Dans une rue à laquelle nos ennemis ont donné le nom de Ludendorff, nous rencontrons des personnes qui précisent quelques détails de cette tuerie préméditée par le grand état-major de Berlin, conformément aux doctrines de son manuel de guerre (Kriegsbrauch im Landkriege), exécutée, sur place, avec une incroyable sauvagerie.

— Si vous allez au cimetière, nous dit-on, vous y trouverez les tombes des deux plus jeunes victimes de ces assassinats. Ce sont deux petits garçons, l’un de onze ans, l’autre de neuf ans, les enfants de Mme Chrétien, fusillés sous les yeux de leur mère, qui elle-même fut blessée par les bourreaux de ses fils qu’elle voulait couvrir de son corps.

— De plus, ajoute un autre témoin, la maison de Mme Chrétien a été brûlée.

M. Jules Collignon, retraité des chemins de fer, âgé de cinquante-six ans, le meilleur des hommes, ils l’ont fusillé, le 24 août, dans sa propriété de la Gaillette.

— L’abbé Braux, notre curé-doyen, l’abbé Persyn, vicaire, ont été fusillés le même jour, en même temps que Louis Martin, facteur ; Eugène Valentin, chauffeur des chemins de fer ; Pierre Toussaint, rentier ; Jean Burtin, retraité ; Nicolas Reinalter, garde-frein ; François Delcourt, comptable ; et le vieux père Leroy, âgé de quatre-vingt-quatre ans…

Les noms des victimes se pressent ainsi sur les lèvres des témoins qui n’ont échappé que par miracle au même sort. La liste funèbre s’allonge sans cesse, dans sa tragique vérité. Impossible de douter du crime monstrueux. Les noms, les lieux, le détail des circonstances sont trop précis, trop accablants.
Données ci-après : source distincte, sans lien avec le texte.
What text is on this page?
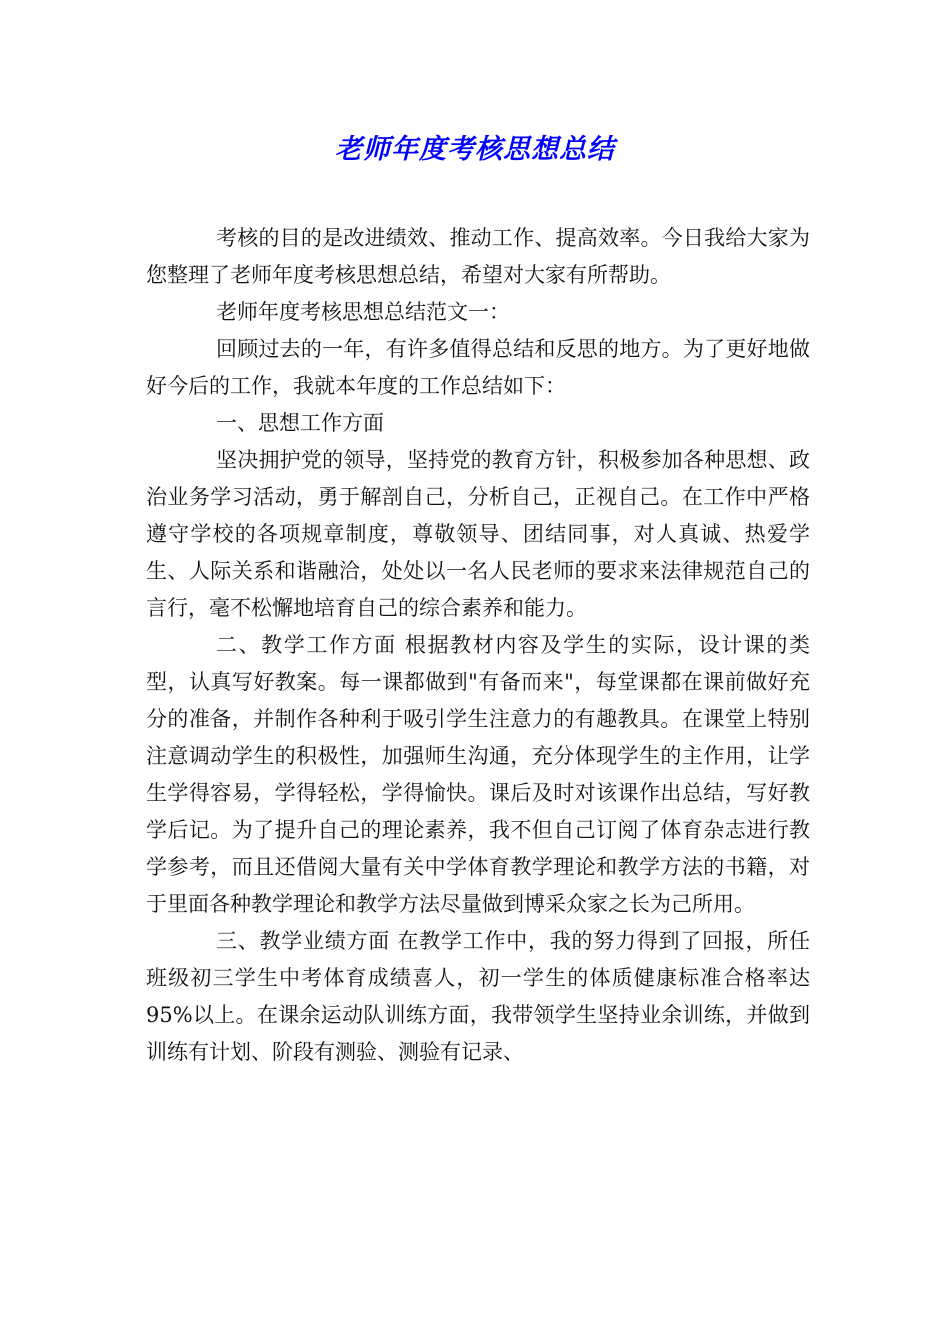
老师年度考核思想总结

考核的目的是改进绩效、推动工作、提高效率。今日我给大家为您整理了老师年度考核思想总结，希望对大家有所帮助。

老师年度考核思想总结范文一：

回顾过去的一年，有许多值得总结和反思的地方。为了更好地做好今后的工作，我就本年度的工作总结如下：

一、思想工作方面

坚决拥护党的领导，坚持党的教育方针，积极参加各种思想、政治业务学习活动，勇于解剖自己，分析自己，正视自己。在工作中严格遵守学校的各项规章制度，尊敬领导、团结同事，对人真诚、热爱学生、人际关系和谐融洽，处处以一名人民老师的要求来法律规范自己的言行，毫不松懈地培育自己的综合素养和能力。

二、教学工作方面 根据教材内容及学生的实际，设计课的类型，认真写好教案。每一课都做到"有备而来"，每堂课都在课前做好充分的准备，并制作各种利于吸引学生注意力的有趣教具。在课堂上特别注意调动学生的积极性，加强师生沟通，充分体现学生的主作用，让学生学得容易，学得轻松，学得愉快。课后及时对该课作出总结，写好教学后记。为了提升自己的理论素养，我不但自己订阅了体育杂志进行教学参考，而且还借阅大量有关中学体育教学理论和教学方法的书籍，对于里面各种教学理论和教学方法尽量做到博采众家之长为己所用。

三、教学业绩方面 在教学工作中，我的努力得到了回报，所任班级初三学生中考体育成绩喜人，初一学生的体质健康标准合格率达95%以上。在课余运动队训练方面，我带领学生坚持业余训练，并做到训练有计划、阶段有测验、测验有记录、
Un jeune homme de dix-sept ans, rencontré sur la place de l’Hôtel-de-Ville, nous dit :

— Ils m’avaient emmené, moi aussi, avec d’autres qu’ils ont fusillés aux casernes. Mais j’ai pu réussir à sauter du camion et à me cacher dans la forêt. Plus tard, ils m’ont attaché cinq fois, au poteau, sur la route.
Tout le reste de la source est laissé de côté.